Step 6: Monitoring and Alerts
I didn’t want to stop at just provisioning resources. I also wanted monitoring and alerts for key components like EC2, ALB, and RDS.
I used CloudWatch Alarms with SNS topics to send email alerts.
Code Snippet (Monitoring module)
hcl
resource "aws_cloudwatch_metric_alarm" "cpu_high" {
alarm_name = "${var.env}-cpu-high"
metric_name = "CPUUtilization"
threshold = 70
comparison_operator = "GreaterThanThreshold"
namespace = "AWS/EC2"
statistic = "Average"
period = 300
evaluation_periods = 2
alarm_actions = [aws_sns_topic.alerts.arn]
}
This way, I get notified if something goes wrong.
Step 7: Multi-Environment Variables
Each environment has its own terraform.tfvars
file.

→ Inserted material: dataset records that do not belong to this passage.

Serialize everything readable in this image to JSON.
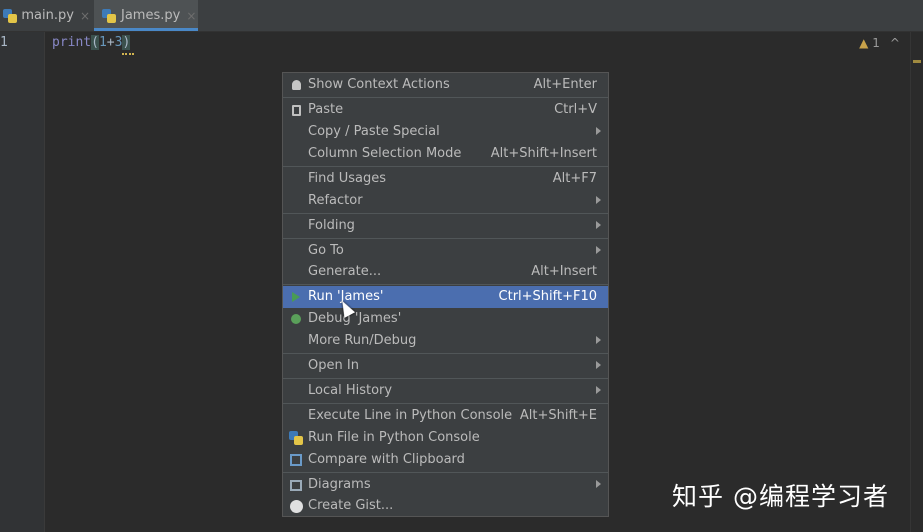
{
  "tabs": [
    {
      "label": "main.py",
      "close": "×"
    },
    {
      "label": "James.py",
      "close": "×"
    }
  ],
  "editor": {
    "line_number": "1",
    "code": {
      "fn": "print",
      "open": "(",
      "a": "1",
      "op": "+",
      "b": "3",
      "close": ")"
    },
    "warning_count": "1",
    "nav_up": "^",
    "nav_down": "v"
  },
  "menu": {
    "items": [
      {
        "label": "Show Context Actions",
        "shortcut": "Alt+Enter",
        "icon": "bulb-icon"
      },
      {
        "label": "Paste",
        "shortcut": "Ctrl+V",
        "icon": "clipboard-icon"
      },
      {
        "label": "Copy / Paste Special",
        "shortcut": "",
        "submenu": true
      },
      {
        "label": "Column Selection Mode",
        "shortcut": "Alt+Shift+Insert"
      },
      {
        "label": "Find Usages",
        "shortcut": "Alt+F7"
      },
      {
        "label": "Refactor",
        "shortcut": "",
        "submenu": true
      },
      {
        "label": "Folding",
        "shortcut": "",
        "submenu": true
      },
      {
        "label": "Go To",
        "shortcut": "",
        "submenu": true
      },
      {
        "label": "Generate...",
        "shortcut": "Alt+Insert"
      },
      {
        "label": "Run 'James'",
        "shortcut": "Ctrl+Shift+F10",
        "icon": "run-icon",
        "selected": true
      },
      {
        "label": "Debug 'James'",
        "shortcut": "",
        "icon": "debug-icon"
      },
      {
        "label": "More Run/Debug",
        "shortcut": "",
        "submenu": true
      },
      {
        "label": "Open In",
        "shortcut": "",
        "submenu": true
      },
      {
        "label": "Local History",
        "shortcut": "",
        "submenu": true
      },
      {
        "label": "Execute Line in Python Console",
        "shortcut": "Alt+Shift+E"
      },
      {
        "label": "Run File in Python Console",
        "shortcut": "",
        "icon": "python-icon"
      },
      {
        "label": "Compare with Clipboard",
        "shortcut": "",
        "icon": "compare-icon"
      },
      {
        "label": "Diagrams",
        "shortcut": "",
        "icon": "diagram-icon",
        "submenu": true
      },
      {
        "label": "Create Gist...",
        "shortcut": "",
        "icon": "github-icon"
      }
    ]
  },
  "watermark": "知乎 @编程学习者",
  "colors": {
    "selection": "#4b6eaf",
    "menu_bg": "#3c3f41",
    "editor_bg": "#2b2b2b"
  }
}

For example, my dev environment uses smaller instances while prod uses larger ones.
Dev terraform.tfvars
hcl
environment = "dev"
region = "us-east-1"
instance_type = "t3.micro"
desired_capacity = 1
db_instance_class = "db.t3.micro"
Prod terraform.tfvars
hcl
environment = "prod"
region = "us-east-1"
instance_type = "t3.medium"
desired_capacity = 2
db_instance_class = "db.t3.medium"
This separation made it easy to spin up lightweight dev infrastructure without affecting production.
Step 8: Running the Project
Here are the commands I used to apply everything:
`bash
cd envs/dev
terraform init
terraform plan -var-file=”terraform.tfvars”
terraform apply -var-file=”terraform.tfvars”
cd ../prod
terraform init
terraform plan -var-file=”terraform.tfvars”
terraform apply -var-file=”terraform.tfvars”
`
This workflow gave me a smooth way to deploy separate environments using the same modules.
Challenges and How I Solved Them
-
Hardcoding DB credentials: Initially I put the password directly in code. I later switched to using Secrets Manager with
random_password
to improve security. - Auto scaling not attaching correctly to ALB: At first, my instances weren’t registering as healthy. The fix was to ensure the security groups allowed the right ports and the target group health checks matched the app.
-
Multi-environment management: I struggled with duplication until I split logic into modules and kept only environment-specific variables in
tfvars
.
Conclusion
This project gave me a hands-on understanding of how to structure a Terraform project for scalability, security, and maintainability. By modularizing infrastructure, securing credentials, and setting up monitoring, I ended up with a production-grade setup.